RALEIGH — When I was a kid, there wasn’t any household problem my Dad couldn’t saw, nail, or hammer his way out of, and there wasn’t any gash, puncture, or smashed finger Mom couldn’t nurse. Recounting Dad’s adventures with tools became a family tradition, with Dad laughing the loudest about his poor aim. It never occurred to him to blame the tools or expect more built-in safety features. Dad simply accepted the risk that comes with wielding sharp objects on a Saturday afternoon.

These days Dad’s personal responsibility has been replaced by finger pointing and rule making from the risk-averse Consumer Product Safety Commission. The organization’s latest dreaded threat to the populace? Table saws. Last week the CPSC received information about forcing more rules on manufacturers in an effort to prevent people from cutting off fingers. As the 200+ page document (PDF) detailed, the CPSC “is considering whether a new performance safety standard is needed to address an unreasonable risk of injury associated with table saws.”

Based on that statement, you’d think we’re experiencing an epidemic of detached digits that requires a sweeping government mandate on manufacturers and importers to add more safety features. Or you’d think table saw injuries are so horrific that an average person can’t be expected to take reasonable caution and then live with the obvious risk associated with blades.

No on both counts.

The CPSC cites data that show the trend of saw-related injuries was steady between 2001 and 2008, with an average of 36,400 table saw injuries treated by emergency rooms each year. Narrowed to 2007 and 2008, about 12 percent of the blade contact injuries sustained by operators resulted in amputation — not a good day for the woodworkers in question, but not an epidemic worth slapping a smothering, costly federal mandate onto the $300 million to $400 million annual marketplace.

Today there are about 3 billion U.S. fingers under the jurisdiction of CPSC. Yet, because 4,000 or so are zipped off each year — in some cases because the users are disabling existing safety features — CPSC is on the verge of telling saw makers they’re responsible for what goes on in workshops and garages across the U.S.

If a new rule is adopted, there’s little doubt these products will get more expensive as manufacturers seek to cover costs of design changes, technology, and compliance.
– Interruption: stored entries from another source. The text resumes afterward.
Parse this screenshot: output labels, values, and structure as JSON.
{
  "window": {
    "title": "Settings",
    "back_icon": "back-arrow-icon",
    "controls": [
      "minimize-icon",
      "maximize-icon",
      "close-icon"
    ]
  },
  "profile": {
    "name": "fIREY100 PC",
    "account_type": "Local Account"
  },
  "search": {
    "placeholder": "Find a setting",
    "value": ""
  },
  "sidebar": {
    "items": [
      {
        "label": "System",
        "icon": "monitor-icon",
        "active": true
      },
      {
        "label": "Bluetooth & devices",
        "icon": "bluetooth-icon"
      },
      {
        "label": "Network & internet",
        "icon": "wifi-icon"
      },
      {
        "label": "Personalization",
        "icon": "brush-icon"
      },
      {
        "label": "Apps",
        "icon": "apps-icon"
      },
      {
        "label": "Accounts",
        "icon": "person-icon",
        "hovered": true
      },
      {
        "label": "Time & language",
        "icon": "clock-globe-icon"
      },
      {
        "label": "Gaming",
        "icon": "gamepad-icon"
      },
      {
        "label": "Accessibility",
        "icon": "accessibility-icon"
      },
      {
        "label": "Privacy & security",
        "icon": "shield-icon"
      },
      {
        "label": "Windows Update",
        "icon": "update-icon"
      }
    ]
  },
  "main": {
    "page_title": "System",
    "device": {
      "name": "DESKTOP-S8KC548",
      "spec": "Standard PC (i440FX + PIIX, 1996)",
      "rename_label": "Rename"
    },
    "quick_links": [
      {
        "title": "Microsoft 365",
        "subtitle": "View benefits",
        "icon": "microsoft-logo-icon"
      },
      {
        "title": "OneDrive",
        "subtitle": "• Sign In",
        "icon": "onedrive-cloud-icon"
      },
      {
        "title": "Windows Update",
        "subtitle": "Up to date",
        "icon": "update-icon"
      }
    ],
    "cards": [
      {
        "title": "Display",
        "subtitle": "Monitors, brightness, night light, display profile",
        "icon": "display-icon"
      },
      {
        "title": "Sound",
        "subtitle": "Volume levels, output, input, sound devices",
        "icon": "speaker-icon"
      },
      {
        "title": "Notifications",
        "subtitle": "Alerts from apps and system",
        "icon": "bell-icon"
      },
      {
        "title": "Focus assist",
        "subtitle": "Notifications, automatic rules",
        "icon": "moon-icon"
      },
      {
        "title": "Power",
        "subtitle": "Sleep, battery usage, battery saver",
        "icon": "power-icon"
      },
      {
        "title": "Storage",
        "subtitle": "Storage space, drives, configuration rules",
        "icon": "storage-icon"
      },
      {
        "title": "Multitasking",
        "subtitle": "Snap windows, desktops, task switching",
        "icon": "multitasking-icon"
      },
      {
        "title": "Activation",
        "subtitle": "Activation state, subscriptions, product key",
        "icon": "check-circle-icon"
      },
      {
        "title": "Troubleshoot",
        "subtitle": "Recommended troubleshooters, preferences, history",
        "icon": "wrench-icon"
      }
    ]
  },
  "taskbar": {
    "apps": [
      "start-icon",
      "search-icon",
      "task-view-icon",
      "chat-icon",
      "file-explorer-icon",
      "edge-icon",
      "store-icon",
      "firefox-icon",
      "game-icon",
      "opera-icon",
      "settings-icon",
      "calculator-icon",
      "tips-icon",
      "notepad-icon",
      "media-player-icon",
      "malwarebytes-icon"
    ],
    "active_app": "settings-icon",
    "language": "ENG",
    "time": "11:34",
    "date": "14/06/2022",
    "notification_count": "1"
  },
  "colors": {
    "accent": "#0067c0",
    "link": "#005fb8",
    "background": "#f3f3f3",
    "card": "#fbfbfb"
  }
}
For example, Bob Lang of Popular Woodworking Magazine told USA Today that if a technology known as SawStop is deemed mandatory, it could add 40 percent to the cost. If CPSC’s real goal is to make sure the industry sells fewer saws, this rule will do it.

At the heart of CPSC’s move is a belief that danger lurks everywhere and that without government action terrible things will ensue. To be fair, there is a legitimate role for some regulation to supplement voluntary guidelines many industries impose on themselves. It is appropriate for government to act on behalf of the citizenry when we as individuals cannot be expected to protect ourselves from a broad danger or fraud. Reasonable standards for air and water quality are good examples. What’s more, I monitor CPSC’s product recall announcements and find many of them valuable.

There’s a limit, however. When rules, like those proposed for table saws, are mandated to protect us from ourselves — not from others — the rule is merely a vehicle to shift power from individuals to bureaucrats by indulging the unrealistic belief that all risk in life should be eliminated.

It can’t be. But that doesn’t mean consumers are hung out to dry. When injuries stem from the use of a product or service, we have legal recourse. Prove the injury from a table saw was a result of a defective product or fraud or negligence by the manufacturer, and you’re likely to collect damages.

For many folks the option to prove unfair damage isn’t enough. Cheered on by overzealous agencies like CPSC — which has jurisdiction over 15,000 kinds of consumer products — they want a guarantee of no risk and no loss. In the real world, risk and loss are part of life. Now and then people are going to lose fingers when they use a table saw. My dad’s generation accepted that fact, so why can’t we?